鶉の免疫遺伝学的研究として,免疫操作の確立と,同種免疫抗体の産生および再生,そして,その性質を明らかにし,遺伝的分析も試みた。1.鶉の血球抗原に対し良質の自然抗体を得ることは困難で,抗体は存在しないか,存在しても,その力価は非常に低いと観察された。2.抗鶉家兎血清を使用して,おおまかに鶉個体を識別することも可能である。3.同種免疫抗体では,抗原量を生理食塩水2%で0.5ccを4〜5回,つづいて5%,0.5〜0.7ccを3〜5回,3日隔で直接静脈内に免疫操作で,力価約64倍の抗血清を得た。4.同種免疫抗体のホールプラスチック板の凝集精度は試験管法のそれに比して,はるかに低いと観察された。5.鶉同種免疫血清は,Coombsテストや酵素処理法で,一価抗体の産生が観察されなかった。
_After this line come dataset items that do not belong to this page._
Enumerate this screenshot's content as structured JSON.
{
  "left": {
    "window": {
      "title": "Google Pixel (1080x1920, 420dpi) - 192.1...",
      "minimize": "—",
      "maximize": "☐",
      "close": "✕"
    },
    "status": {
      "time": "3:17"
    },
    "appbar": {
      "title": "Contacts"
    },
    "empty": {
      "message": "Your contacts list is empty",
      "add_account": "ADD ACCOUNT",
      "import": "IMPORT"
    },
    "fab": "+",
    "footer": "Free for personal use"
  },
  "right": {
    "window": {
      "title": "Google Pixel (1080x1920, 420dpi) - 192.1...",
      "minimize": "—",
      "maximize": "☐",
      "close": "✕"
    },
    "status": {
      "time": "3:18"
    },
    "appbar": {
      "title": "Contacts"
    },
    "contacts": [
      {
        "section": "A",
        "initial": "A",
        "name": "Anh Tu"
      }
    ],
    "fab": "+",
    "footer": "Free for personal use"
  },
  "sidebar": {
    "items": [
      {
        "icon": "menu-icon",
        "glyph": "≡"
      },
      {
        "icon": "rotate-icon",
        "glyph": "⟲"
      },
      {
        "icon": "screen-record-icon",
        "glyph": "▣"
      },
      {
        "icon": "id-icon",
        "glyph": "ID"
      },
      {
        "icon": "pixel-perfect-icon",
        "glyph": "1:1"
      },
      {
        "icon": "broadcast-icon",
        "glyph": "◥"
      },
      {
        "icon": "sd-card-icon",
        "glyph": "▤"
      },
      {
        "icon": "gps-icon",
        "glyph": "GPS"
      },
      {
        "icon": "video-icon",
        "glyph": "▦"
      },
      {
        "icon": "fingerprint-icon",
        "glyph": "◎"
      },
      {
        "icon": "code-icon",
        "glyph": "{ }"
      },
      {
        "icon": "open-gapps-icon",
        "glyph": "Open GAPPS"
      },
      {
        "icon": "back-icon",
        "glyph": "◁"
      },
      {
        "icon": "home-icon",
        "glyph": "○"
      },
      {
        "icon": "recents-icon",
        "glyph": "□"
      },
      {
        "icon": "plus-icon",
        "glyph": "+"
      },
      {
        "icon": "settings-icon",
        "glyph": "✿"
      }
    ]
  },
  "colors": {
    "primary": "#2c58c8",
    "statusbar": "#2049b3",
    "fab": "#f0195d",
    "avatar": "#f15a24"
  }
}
6.同種免疫血清の吸着操作には,最適抗原量は5〜10%の範囲,吸着時間は90〜120分で行なわれた。7.AT1血清に対する雛鶉の抗原性は1週齢で発現すると推察される。8.二つの遺伝子座位の存在が推定され,それぞれは複雑な抗原因子を支配していると推察され,.複対立遺伝子の存在が考えられる。9.現在までにAT1,AT2,AT3,AT4,AT5,AT6,AT7,AT8,AT9血清が作出され,AT3血清はAT8血清において完全に再生され,他も同様に,ほぼ再生されうる。